十六歳 ふたりがみつけた花

花子と仲がよいという校務員さんが入院している病院は、私たちの住んでる街から少し外れた場所にあった。バスの車窓から民家が減っていき、木や草花が活気づいてくる。バスが通るたび道路の両脇に生い茂る植物が揺れて、斜面側からは小さくなった街がおもちゃのように見えた。

花子の付き添いとして付いてきたはいいものの、大きな総合病院に入るのは自分も初めてだった。白い壁が前にも後ろにも伸びて、歩く先のところどころには曲がり角が現れる。壁に描かれた診療科の名前と番号を確認しながら、目的の病室まで歩いた。

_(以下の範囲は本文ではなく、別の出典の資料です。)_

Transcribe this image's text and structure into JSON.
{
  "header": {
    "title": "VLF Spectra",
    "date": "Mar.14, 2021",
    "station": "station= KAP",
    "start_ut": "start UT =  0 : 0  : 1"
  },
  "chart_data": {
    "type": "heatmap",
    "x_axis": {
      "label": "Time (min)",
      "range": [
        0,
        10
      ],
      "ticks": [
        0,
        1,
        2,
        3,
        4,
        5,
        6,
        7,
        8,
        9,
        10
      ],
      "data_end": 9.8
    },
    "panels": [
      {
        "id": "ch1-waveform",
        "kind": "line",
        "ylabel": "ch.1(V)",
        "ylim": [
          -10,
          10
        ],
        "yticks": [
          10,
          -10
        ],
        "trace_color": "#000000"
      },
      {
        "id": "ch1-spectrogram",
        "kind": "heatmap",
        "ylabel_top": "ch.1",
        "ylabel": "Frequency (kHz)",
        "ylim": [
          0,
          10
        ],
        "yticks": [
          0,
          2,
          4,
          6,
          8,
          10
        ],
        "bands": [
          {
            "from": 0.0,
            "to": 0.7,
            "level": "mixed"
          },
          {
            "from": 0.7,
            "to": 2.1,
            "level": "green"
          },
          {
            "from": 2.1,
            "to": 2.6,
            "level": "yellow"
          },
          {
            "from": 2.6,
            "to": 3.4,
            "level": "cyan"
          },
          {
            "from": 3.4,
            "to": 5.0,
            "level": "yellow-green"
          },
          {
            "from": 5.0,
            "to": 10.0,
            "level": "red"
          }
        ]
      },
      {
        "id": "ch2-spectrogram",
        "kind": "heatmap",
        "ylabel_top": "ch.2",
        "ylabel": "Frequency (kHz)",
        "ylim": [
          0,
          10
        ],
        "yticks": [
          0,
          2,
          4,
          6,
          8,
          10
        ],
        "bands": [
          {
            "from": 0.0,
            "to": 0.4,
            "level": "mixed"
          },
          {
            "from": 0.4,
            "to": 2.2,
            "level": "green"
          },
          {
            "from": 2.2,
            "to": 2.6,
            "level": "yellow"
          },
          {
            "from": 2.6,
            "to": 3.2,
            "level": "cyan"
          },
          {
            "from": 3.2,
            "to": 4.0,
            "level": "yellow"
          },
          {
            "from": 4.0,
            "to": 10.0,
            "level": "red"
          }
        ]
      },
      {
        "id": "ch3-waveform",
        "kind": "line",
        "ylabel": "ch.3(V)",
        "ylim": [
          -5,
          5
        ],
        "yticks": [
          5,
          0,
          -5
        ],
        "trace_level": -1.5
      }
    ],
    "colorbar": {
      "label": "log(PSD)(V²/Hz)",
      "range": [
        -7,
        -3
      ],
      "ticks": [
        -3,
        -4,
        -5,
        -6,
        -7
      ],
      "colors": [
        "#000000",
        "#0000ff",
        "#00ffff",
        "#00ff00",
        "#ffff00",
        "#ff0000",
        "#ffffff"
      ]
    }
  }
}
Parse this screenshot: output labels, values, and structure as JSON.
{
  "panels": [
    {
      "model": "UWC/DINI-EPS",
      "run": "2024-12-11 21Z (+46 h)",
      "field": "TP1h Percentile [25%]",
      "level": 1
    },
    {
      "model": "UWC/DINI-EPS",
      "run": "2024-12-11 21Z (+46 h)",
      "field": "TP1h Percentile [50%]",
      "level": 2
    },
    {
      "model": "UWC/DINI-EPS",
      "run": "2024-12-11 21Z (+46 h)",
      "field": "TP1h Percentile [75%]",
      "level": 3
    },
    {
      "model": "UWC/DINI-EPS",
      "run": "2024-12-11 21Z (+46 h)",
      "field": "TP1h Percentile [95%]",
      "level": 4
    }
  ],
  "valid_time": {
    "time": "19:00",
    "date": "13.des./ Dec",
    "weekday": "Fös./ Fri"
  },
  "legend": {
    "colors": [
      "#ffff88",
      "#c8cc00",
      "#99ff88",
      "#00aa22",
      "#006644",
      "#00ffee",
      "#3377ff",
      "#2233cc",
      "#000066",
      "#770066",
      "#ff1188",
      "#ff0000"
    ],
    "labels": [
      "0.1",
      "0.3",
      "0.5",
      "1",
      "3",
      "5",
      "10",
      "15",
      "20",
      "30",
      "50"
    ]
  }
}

迷路のような廊下を渡り、教えてもらったエレベーターの前まで来るとようやく安心できる。入院病棟にある見舞い人の名簿に、私と花子の名前を書いている間、花子の足はひとりでに動いていた。書き終えて歩き出す私を確認し、待ちきれないとばかりに途端に早足になる。

「お姉ちゃん、はやく!」
「花子まって。走らないで」

乾いた白い床からスリッパの擦れる音が響いて、校務員さんの入院する部屋まで一気に向かう。”108”と書かれた部屋の取っ手を、花子が勢いよくスライドして開けた。

「花子!ノック…!」
慌てて追いかけるように入っていくと、そこは個室部屋だったようだ。天井から降りている薄桃色のカーテンの奥に、ベッドとテレビが見える。

上半身を起こしベッドに座っていたのは、白髪のおじいさんだった。肩より少し長い髪をひとつに束ね、慈しみを湛えた笑みで花子の頭を撫でている。窓際にかけられたカーテンは全開に開かれ、外の光が病室の中を明るく爽やかなものにしていた。